The rule of Miranda is not, however, absolute and an exception exists in cases of “public safety.” This is a limited and case-specific exception to the general rule of Miranda which allows certain unadvised statements (given without Miranda warnings) to be admissible into evidence at trial when they were elicited in circumstances where there is great danger to public safety.
 
The public safety exception is derived from New York v. Quarles, a case in which the Supreme Court considered the admissibility of a statement elicited by a police officer who apprehended a rape suspect who was thought to be carrying a firearm. The arrest took place in a crowded grocery store. When the officer arrested the suspect, he found an empty shoulder holster, handcuffed the suspect, and asked him where the gun was. The suspect nodded in the direction of the gun (which was near some empty cartons) and said, “The gun is over there.” The Supreme Court found that such an unadvised statement was admissible in evidence because "in a kaleidoscopic situation such as the one confronting these officers, where spontaneity rather than adherence to a police manual is necessarily the order of the day, the application of the exception we recognize today should not be made to depend on post hoc findings at a suppression hearing concerning the subjective motivation of the police officer.” Thus, the jurisprudential rule of Miranda must yield in “a situation where concern for public safety must be paramount to adherence to the literal language of the prophylactic rules enunciated in Miranda.” The rule of Miranda is not, therefore, absolute and can be a bit more elastic in cases of “public safety.”

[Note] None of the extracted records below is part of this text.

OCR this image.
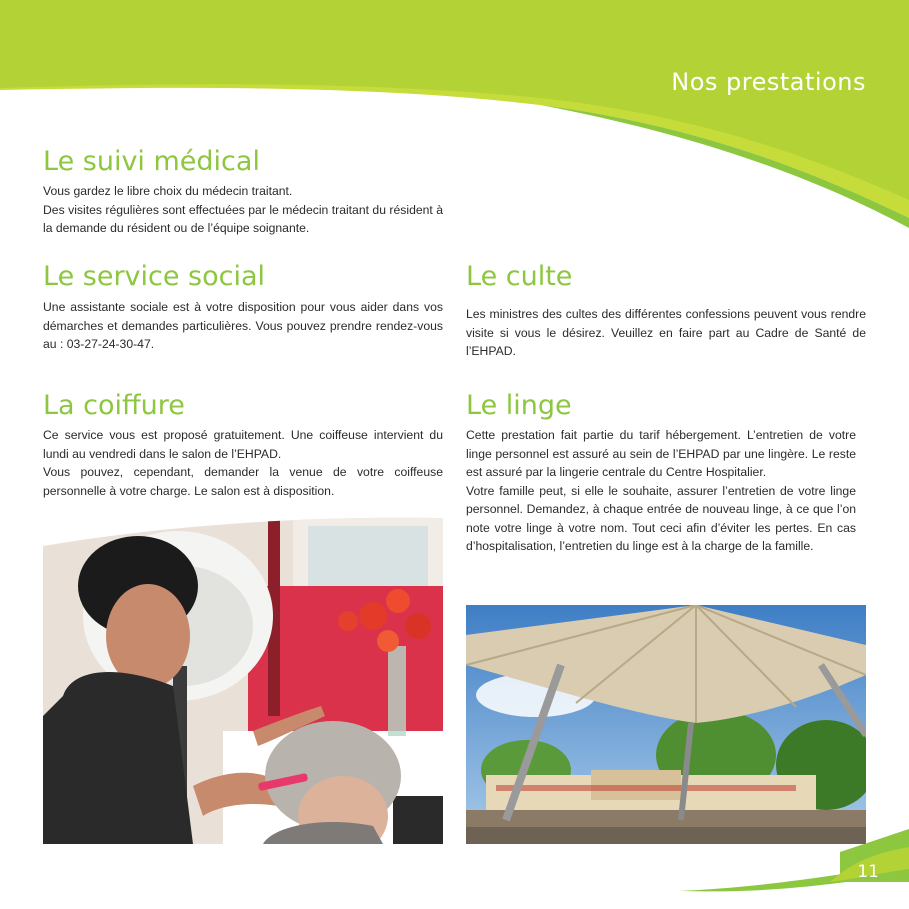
Nos prestations
Le suivi médical

Vous gardez le libre choix du médecin traitant.

Des visites régulières sont effectuées par le médecin traitant du résident à la demande du résident ou de l’équipe soignante.

Le service social

Une assistante sociale est à votre disposition pour vous aider dans vos démarches et demandes particulières. Vous pouvez prendre rendez-vous au : 03-27-24-30-47.

Le culte

Les ministres des cultes des différentes confessions peuvent vous rendre visite si vous le désirez. Veuillez en faire part au Cadre de Santé de l’EHPAD.

La coiffure

Ce service vous est proposé gratuitement. Une coiffeuse intervient du lundi au vendredi dans le salon de l’EHPAD.

Vous pouvez, cependant, demander la venue de votre coiffeuse personnelle à votre charge. Le salon est à disposition.

Le linge

Cette prestation fait partie du tarif hébergement. L’entretien de votre linge personnel est assuré au sein de l’EHPAD par une lingère. Le reste est assuré par la lingerie centrale du Centre Hospitalier.

Votre famille peut, si elle le souhaite, assurer l’entretien de votre linge personnel. Demandez, à chaque entrée de nouveau linge, à ce que l’on note votre linge à votre nom. Tout ceci afin d’éviter les pertes. En cas d’hospitalisation, l’entretien du linge est à la charge de la famille.

11
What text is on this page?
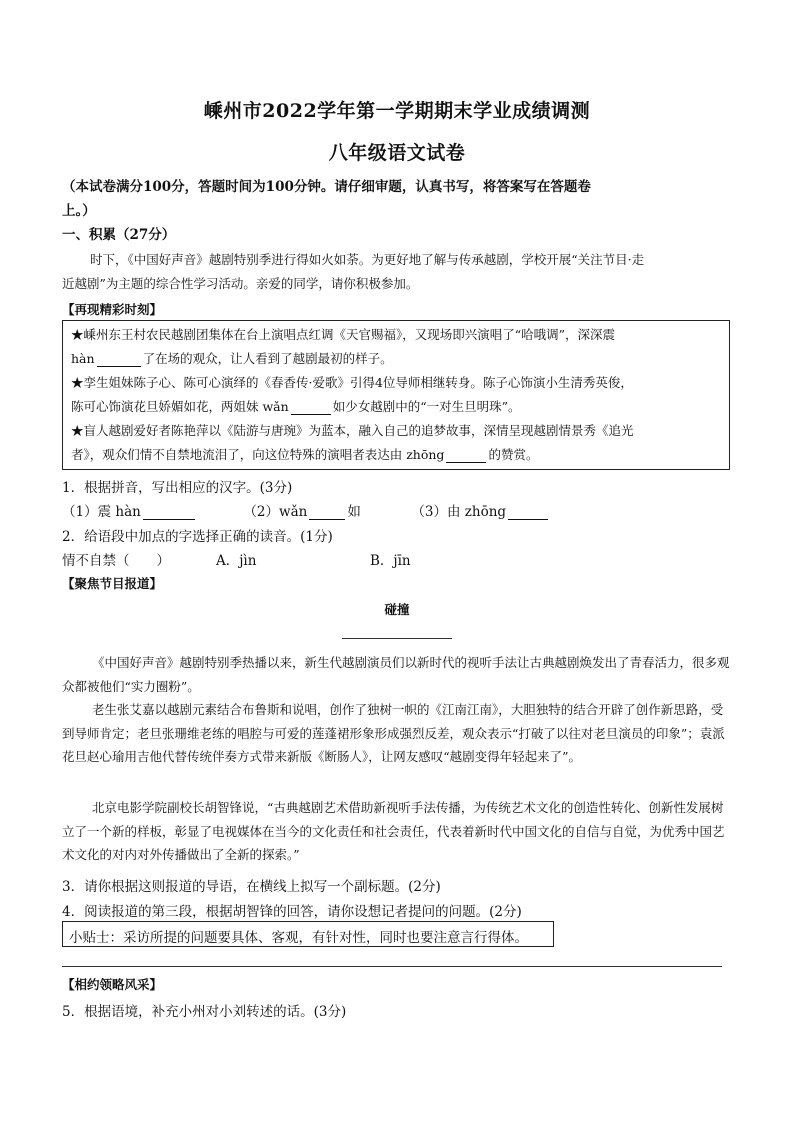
嵊州市2022学年第一学期期末学业成绩调测
八年级语文试卷
（本试卷满分100分，答题时间为100分钟。请仔细审题，认真书写，将答案写在答题卷
上。）
一、积累（27分）
时下，《中国好声音》越剧特别季进行得如火如荼。为更好地了解与传承越剧，学校开展“关注节目·走
近越剧”为主题的综合性学习活动。亲爱的同学，请你积极参加。
【再现精彩时刻】
★嵊州东王村农民越剧团集体在台上演唱点红调《天官赐福》，又现场即兴演唱了“哈哦调”，深深震
hàn	了在场的观众，让人看到了越剧最初的样子。
★孪生姐妹陈子心、陈可心演绎的《春香传·爱歌》引得4位导师相继转身。陈子心饰演小生清秀英俊，
陈可心饰演花旦娇媚如花，两姐妹 wǎn	如少女越剧中的“一对生旦明珠”。
★盲人越剧爱好者陈艳萍以《陆游与唐琬》为蓝本，融入自己的追梦故事，深情呈现越剧情景秀《追光
者》，观众们情不自禁地流泪了，向这位特殊的演唱者表达由 zhōng	的赞赏。
1．根据拼音，写出相应的汉字。(3分)
（1）震 hàn	（2）wǎn	如	（3）由 zhōng
2．给语段中加点的字选择正确的读音。(1分)
情不自禁（　　）	A．jìn	B．jīn
【聚焦节目报道】
碰撞
《中国好声音》越剧特别季热播以来，新生代越剧演员们以新时代的视听手法让古典越剧焕发出了青春活力，很多观众都被他们“实力圈粉”。
老生张艾嘉以越剧元素结合布鲁斯和说唱，创作了独树一帜的《江南江南》，大胆独特的结合开辟了创作新思路，受到导师肯定；老旦张珊维老练的唱腔与可爱的莲蓬裙形象形成强烈反差，观众表示“打破了以往对老旦演员的印象”；袁派花旦赵心瑜用吉他代替传统伴奏方式带来新版《断肠人》，让网友感叹“越剧变得年轻起来了”。
北京电影学院副校长胡智锋说，“古典越剧艺术借助新视听手法传播，为传统艺术文化的创造性转化、创新性发展树立了一个新的样板，彰显了电视媒体在当今的文化责任和社会责任，代表着新时代中国文化的自信与自觉，为优秀中国艺术文化的对内对外传播做出了全新的探索。”
3．请你根据这则报道的导语，在横线上拟写一个副标题。(2分)
4．阅读报道的第三段，根据胡智锋的回答，请你设想记者提问的问题。(2分)
小贴士：采访所提的问题要具体、客观，有针对性，同时也要注意言行得体。
【相约领略风采】
5．根据语境，补充小州对小刘转述的话。(3分)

Within the European Union, a gradual process of harmonising the laws of individual countries has resulted in calls for a common letter of rights which would apply to all EU citizens. The proposed common standard would protect:
*access to legal advice;
*translation assistance as needed;
*protection for those unable to follow the proceedings; and
*consular assistance for foreign detainees

These would be contained in a "letter of rights" which would be a printed document to be given to suspects after they are detained and before interrogation. The right to silence does not fall under the proposed common standard. This has been criticised on the grounds that the "letter of rights" would be one from which what some people consider to be the most important right is missing, and that this would be confusing for the accused rather than helpful. On the other hand, obstacles to its enactment include the anti-terrorism laws of certain EU members which conflict with these proposed rights.